Notwithstanding these concerns, some aspects should definitely be discussed properly at this summit:

First, indeed, since the ratification of the Code of Conduct of Pooling & Sharing initiatives in by EU Defence Ministers just a year ago, some member states have already made a remarkable effort to harmonise their military capabilities. Take for instance the Netherlands and Belgium, who are conducting coordinated naval training and logistics. Nevertheless, the fact that any naval missions abroad still remain in the hands of each member state has been rightly criticised by senior military officials. We definitely need more investigation in this matter.
Pooling & Sharing initiatives have partly been implemented, as for instance in areas of satellite communication, and this testifies a positive trend in this regard.
But again, fragmented governmental satellite communication systems co-exist. The same applies to EU-wide cooperation in research and technology on cyber defence.

Second, recent joint initiatives on air-to-air refuelling (AAR) by Italy, France and Sweden in September are indeed crucial steps to improve Europe’s military capacities. Nevertheless, cooperation on AAR should be further developed to eventually establish a European multinational multirole tankers fleet.

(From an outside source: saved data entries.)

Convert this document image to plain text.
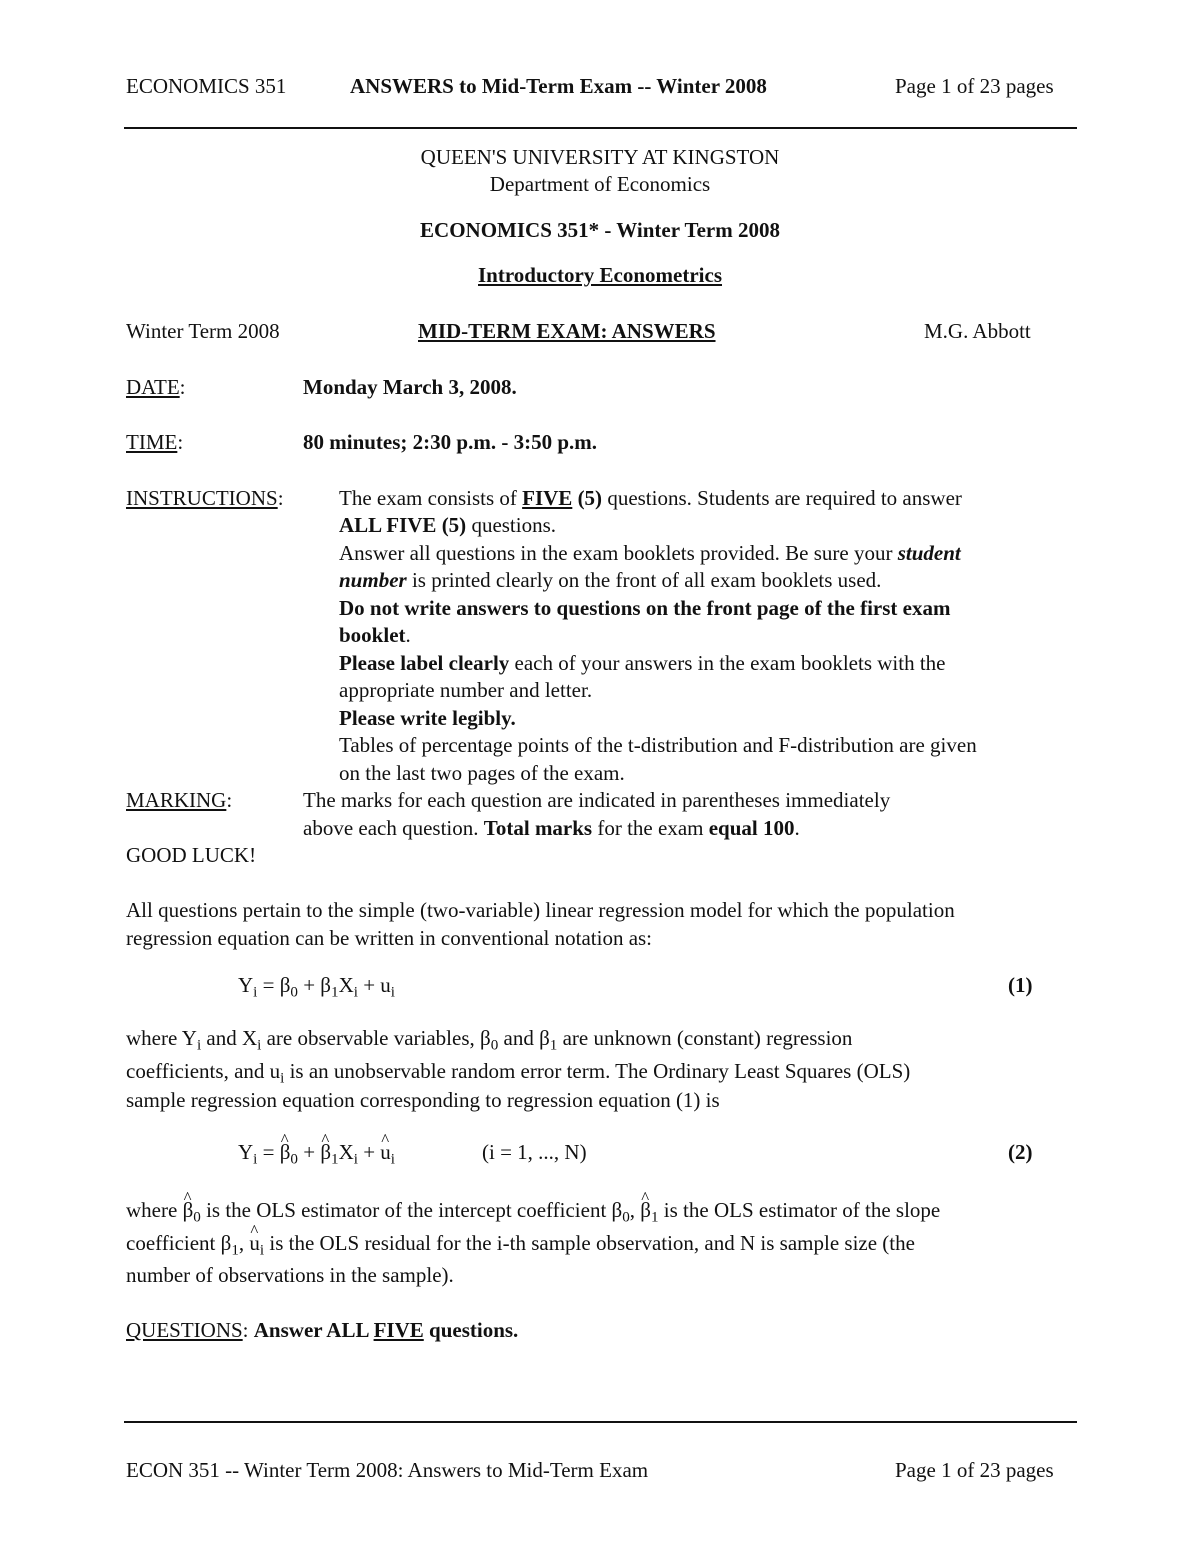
ECONOMICS 351	ANSWERS to Mid-Term Exam -- Winter 2008	Page 1 of 23 pages
QUEEN'S UNIVERSITY AT KINGSTON
Department of Economics
ECONOMICS 351* - Winter Term 2008
Introductory Econometrics
Winter Term 2008	MID-TERM EXAM: ANSWERS	M.G. Abbott
DATE:	Monday March 3, 2008.
TIME:	80 minutes; 2:30 p.m. - 3:50 p.m.
INSTRUCTIONS:	The exam consists of FIVE (5) questions. Students are required to answer
ALL FIVE (5) questions.
Answer all questions in the exam booklets provided. Be sure your student
number is printed clearly on the front of all exam booklets used.
Do not write answers to questions on the front page of the first exam
booklet.
Please label clearly each of your answers in the exam booklets with the
appropriate number and letter.
Please write legibly.
Tables of percentage points of the t-distribution and F-distribution are given
on the last two pages of the exam.
MARKING:	The marks for each question are indicated in parentheses immediately
above each question. Total marks for the exam equal 100.
GOOD LUCK!
All questions pertain to the simple (two-variable) linear regression model for which the population
regression equation can be written in conventional notation as:
$Y_i = \beta_0 + \beta_1X_i + u_i$	(1)
where $Y_i$ and $X_i$ are observable variables, $\beta_0$ and $\beta_1$ are unknown (constant) regression
coefficients, and $u_i$ is an unobservable random error term. The Ordinary Least Squares (OLS)
sample regression equation corresponding to regression equation (1) is
$Y_i$ = ^ $\beta_0$ + ^ $\beta_1X_i$ + ^ $u_i$	(i = 1, ..., N)	(2)
where ^ $\beta_0$ is the OLS estimator of the intercept coefficient $\beta_0$, ^ $\beta_1$ is the OLS estimator of the slope
coefficient $\beta_1$, ^ $u_i$ is the OLS residual for the i-th sample observation, and N is sample size (the
number of observations in the sample).
QUESTIONS: Answer ALL FIVE questions.
ECON 351 -- Winter Term 2008: Answers to Mid-Term Exam	Page 1 of 23 pages
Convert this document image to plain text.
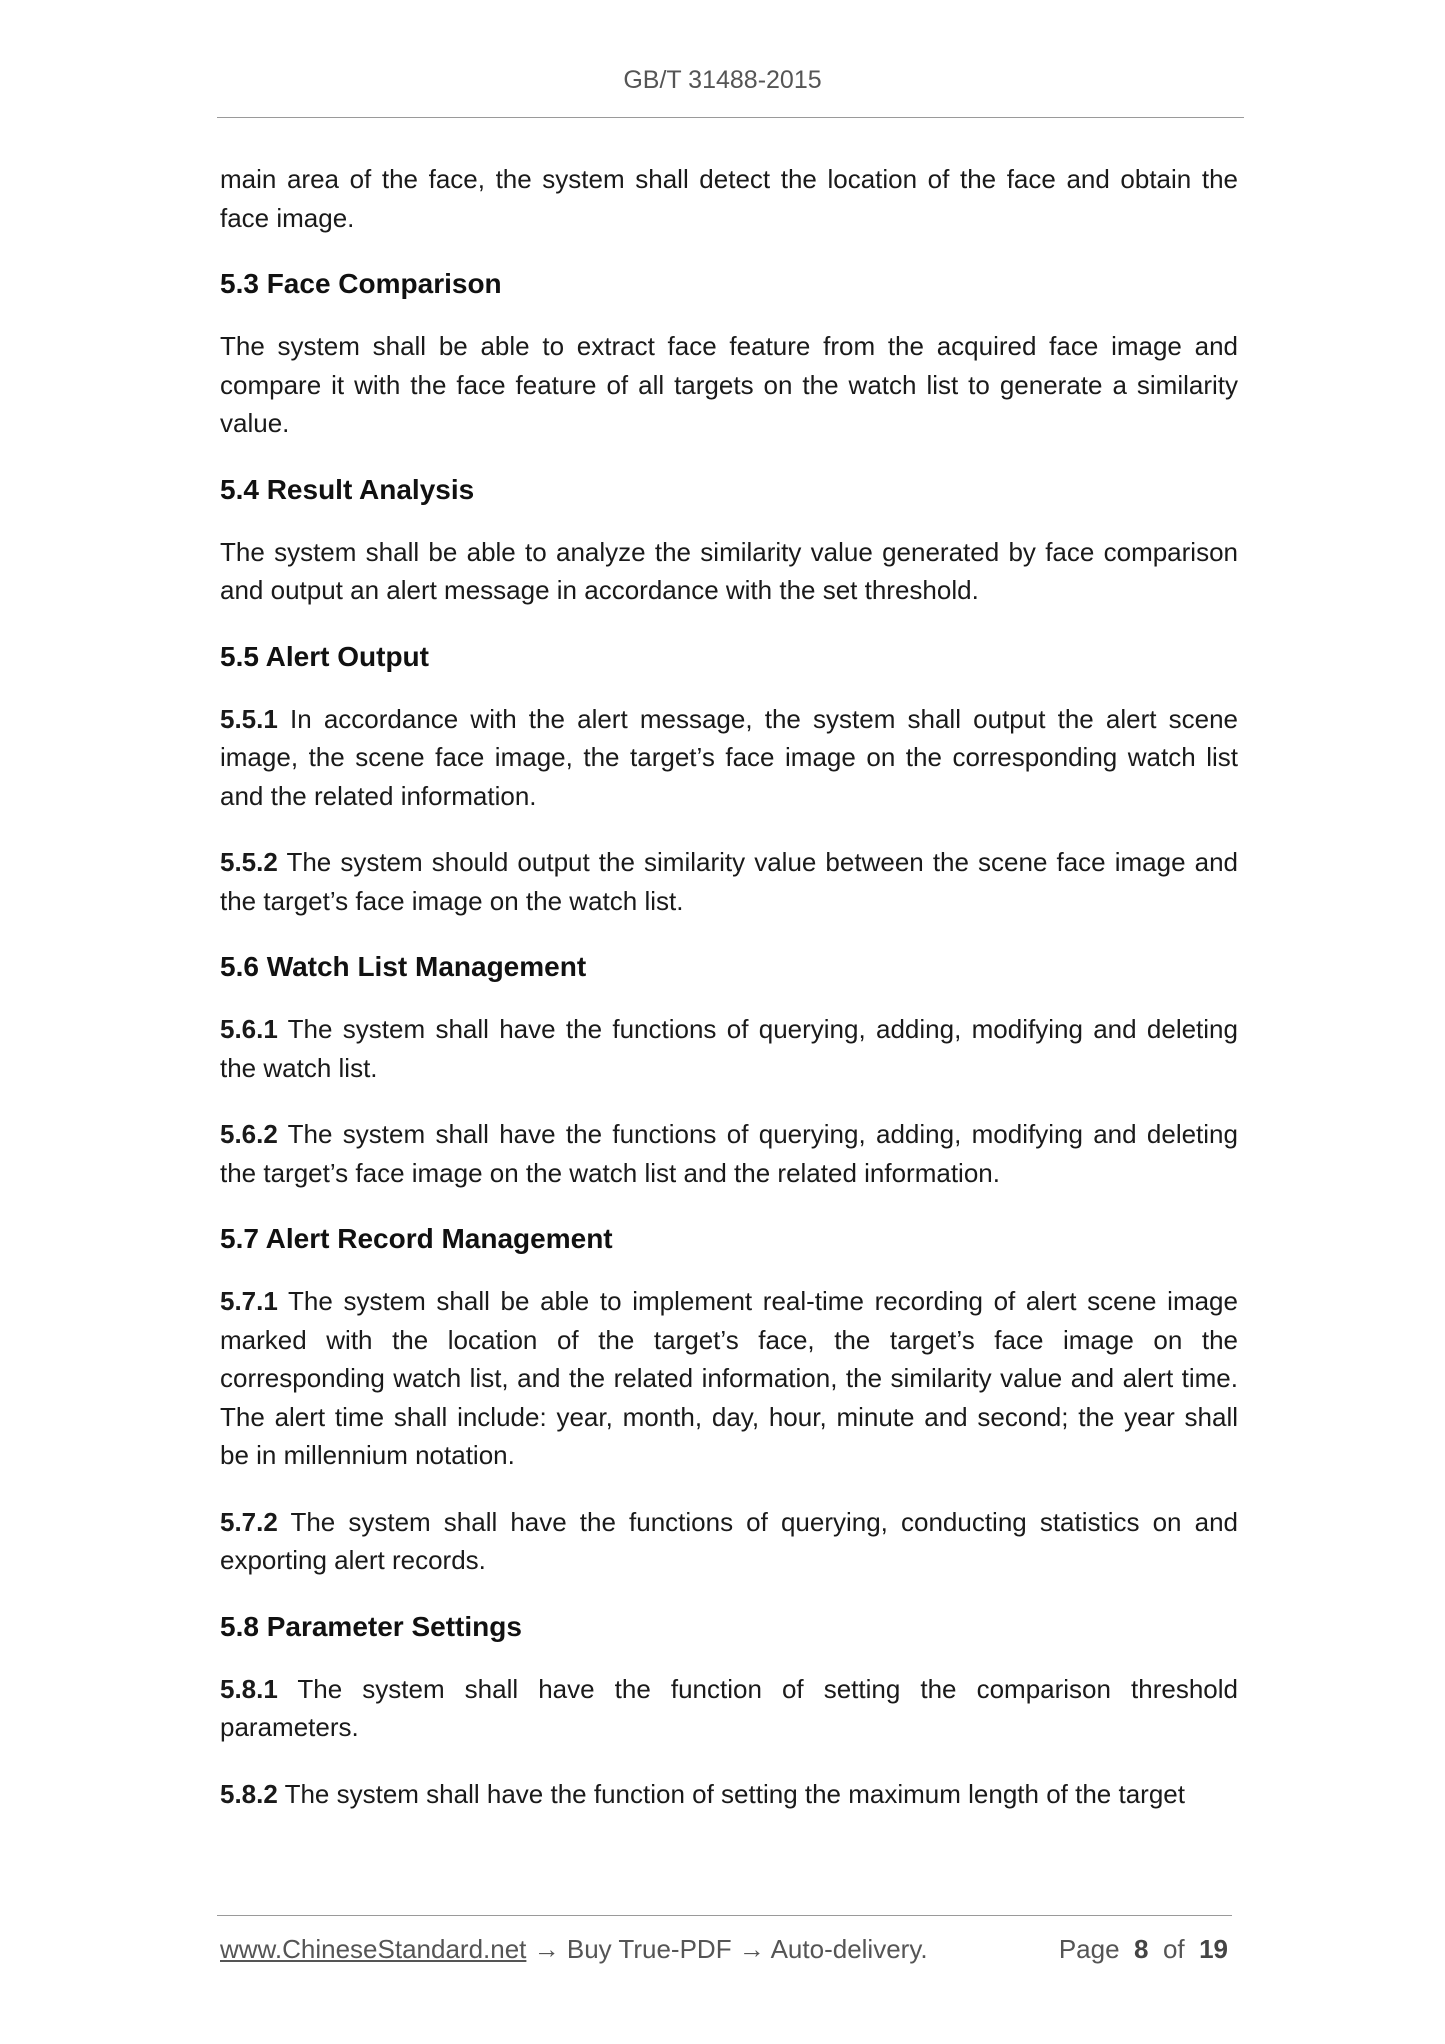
GB/T 31488-2015

main area of the face, the system shall detect the location of the face and obtain the face image.

5.3 Face Comparison

The system shall be able to extract face feature from the acquired face image and compare it with the face feature of all targets on the watch list to generate a similarity value.

5.4 Result Analysis

The system shall be able to analyze the similarity value generated by face comparison and output an alert message in accordance with the set threshold.

5.5 Alert Output

5.5.1 In accordance with the alert message, the system shall output the alert scene image, the scene face image, the target’s face image on the corresponding watch list and the related information.

5.5.2 The system should output the similarity value between the scene face image and the target’s face image on the watch list.

5.6 Watch List Management

5.6.1 The system shall have the functions of querying, adding, modifying and deleting the watch list.

5.6.2 The system shall have the functions of querying, adding, modifying and deleting the target’s face image on the watch list and the related information.

5.7 Alert Record Management

5.7.1 The system shall be able to implement real-time recording of alert scene image marked with the location of the target’s face, the target’s face image on the corresponding watch list, and the related information, the similarity value and alert time. The alert time shall include: year, month, day, hour, minute and second; the year shall be in millennium notation.

5.7.2 The system shall have the functions of querying, conducting statistics on and exporting alert records.

5.8 Parameter Settings

5.8.1 The system shall have the function of setting the comparison threshold parameters.

5.8.2 The system shall have the function of setting the maximum length of the target

www.ChineseStandard.net → Buy True-PDF → Auto-delivery.	Page 8 of 19
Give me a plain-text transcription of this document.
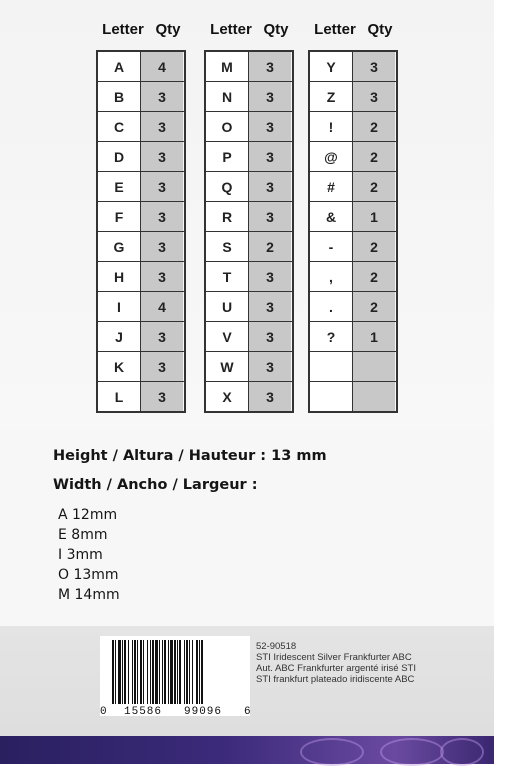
Letter Qty
A	4
B	3
C	3
D	3
E	3
F	3
G	3
H	3
I	4
J	3
K	3
L	3
Letter Qty
M	3
N	3
O	3
P	3
Q	3
R	3
S	2
T	3
U	3
V	3
W	3
X	3
Letter Qty
Y	3
Z	3
!	2
@	2
#	2
&	1
-	2
,	2
.	2
?	1
Height / Altura / Hauteur : 13 mm
Width / Ancho / Largeur :
A 12mm
E 8mm
I 3mm
O 13mm
M 14mm
0 15586 99096 6
52-90518
STI Iridescent Silver Frankfurter ABC
Aut. ABC Frankfurter argenté irisé STI
STI frankfurt plateado iridiscente ABC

Third, again the EU should grab the opportunity at this gathering to advertise the increasing role of the European Defence Agency (EDA) in matters of security and defence policy, established to better coordinate member states’ activities in technology, research and procurement. In particular, EDA’s particular capacities and skills to encourage more consultation by EU nations with the agency are of importance.

Fourth, states complaining of high defence expenditures should use the summit to advocate the introduction of a European Defence Review, to get an idea of what Europe’s national military capabilities are. In addition, Europe requires a serious debate on responsibility and effectiveness when it comes to the deployment of EU battle groups.

Fifth, the provision of a fair and effective European defence market, offering also SMEs the opportunity to have a share of the production, should be high on the agenda.
It is understandable that in times of financial crisis member states are obliged to reduce their defence spending.

While it is always debatable whether to engage in any military operation with our partners, capacities, skills and levels of cooperation need to be developed to the extent that we are able to do so if necessary. Some EU states need a wake-up call at this defence summit to realise that more cooperation on the EU level actually means investing less and gaining more.

Let’s face it, our continent cannot afford to lag behind in defence capabilities, given an increase in unpredictable security issues, in particular at Europe’s southern borders, accompanied by a gradual strategic shift of US interest to the Asia Pacific region.